Giovanni non rimarrà senza una risposta. La sua domanda consente a Gesù di manifestarsi più apertamente e di mandargli a dire che: «I ciechi recuperano la vista, gli storpi camminano, i lebbrosi sono guariti, ai poveri è predicata la buona novella». Gesù dice poche cose, cita passi scritturistici la cui realizzazione non è sempre molto evidente. A questi aggiunge, però, una parola nuova: «e beato colui che non si scandalizza di me». E’ la beatitudine per chi «non inciampa» in Gesù, per chi non si scandalizza di lui (in greco skàndalon, “inciampo”). Gesù capisce che, nonostante le grandi opere da lui compiute, non è per tutti evidente che lui è il Messia. «Per aderire a Gesù come al Messia vi è uno scandalo da superare, lo scandalo di un Messia povero e disarmato in questo mondo» (A. Mello).

Dal dubbio di Giovanni si passa ora alla testimonianza su lui dello stesso Gesù. Giovanni non è una canna sbattuta dal vento, né un uomo in morbide vesti. Anche più di un profeta, egli è il messaggero stesso inviato da Dio a camminargli innanzi per preparare la sua venuta.

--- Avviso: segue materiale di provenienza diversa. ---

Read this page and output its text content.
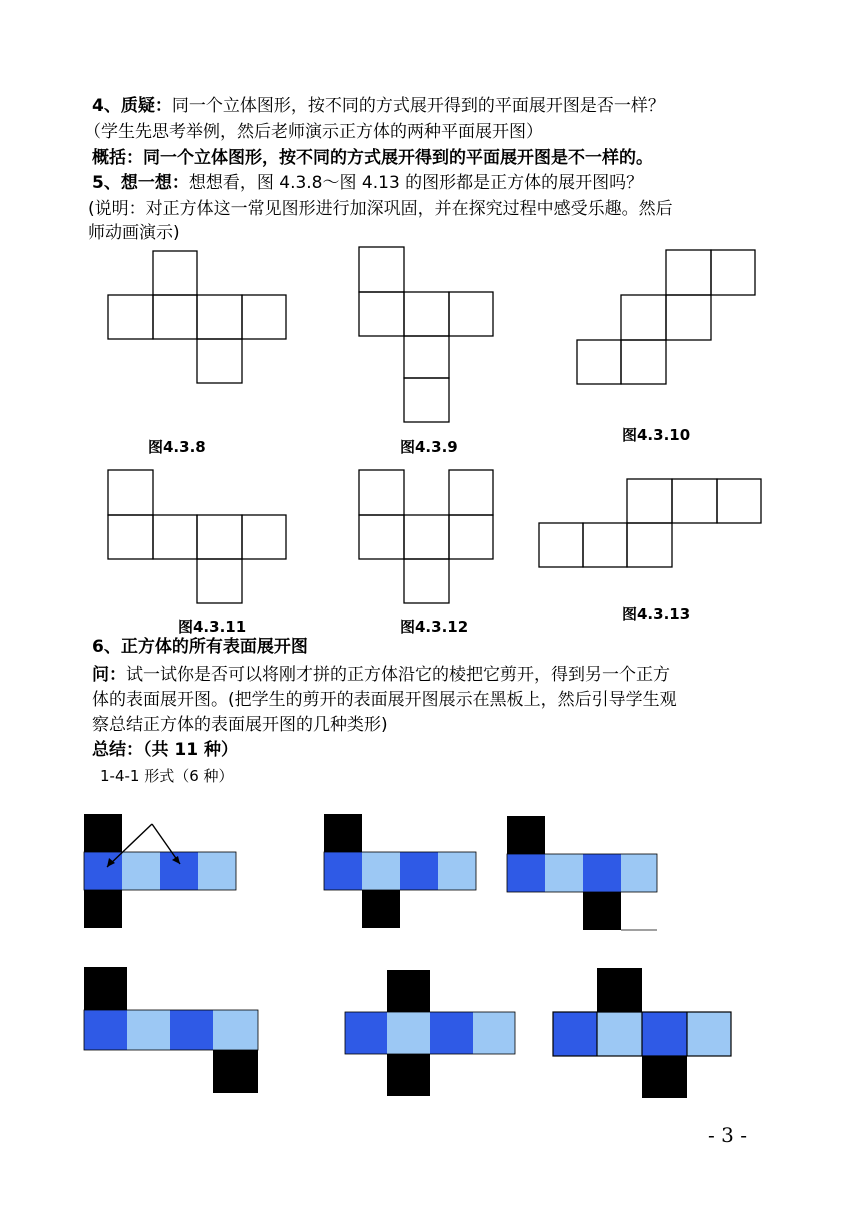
4、质疑：同一个立体图形，按不同的方式展开得到的平面展开图是否一样？
（学生先思考举例，然后老师演示正方体的两种平面展开图）
概括：同一个立体图形，按不同的方式展开得到的平面展开图是不一样的。
5、想一想：想想看，图 4.3.8～图 4.13 的图形都是正方体的展开图吗？
(说明：对正方体这一常见图形进行加深巩固，并在探究过程中感受乐趣。然后
师动画演示)
图4.3.8	图4.3.9
图4.3.10
图4.3.11	图4.3.12
图4.3.13
6、正方体的所有表面展开图
问：试一试你是否可以将刚才拼的正方体沿它的棱把它剪开，得到另一个正方
体的表面展开图。(把学生的剪开的表面展开图展示在黑板上，然后引导学生观
察总结正方体的表面展开图的几种类形)
总结：（共 11 种）
1-4-1 形式（6 种）
- 3 -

Giovanni, continua Gesù, è l’uomo più grande mai nato (“il più grande tra i nati di donna”), ma inferiore al più piccolo nel regno dei cieli, dunque a Gesù che si assume adesso il compito di confermare la missione di Giovanni con il dire che è proprio lui il suo precursore, giunto a preparargli il cammino (Es 23,20; Ml 3.1; Is 40,3).

In questo breve ritratto si racchiude in efficace sintesi tutta la vita del Battista, il primo ad aver speso la sua vita al servizio di Gesù, ad averlo annunciato e testimoniato ancor prima di conoscerlo e di aver fatto esperienza personale della salvezza; il primo a credere in una liberazione più grande delle sue sbarre e che va al di là della sua stessa morte.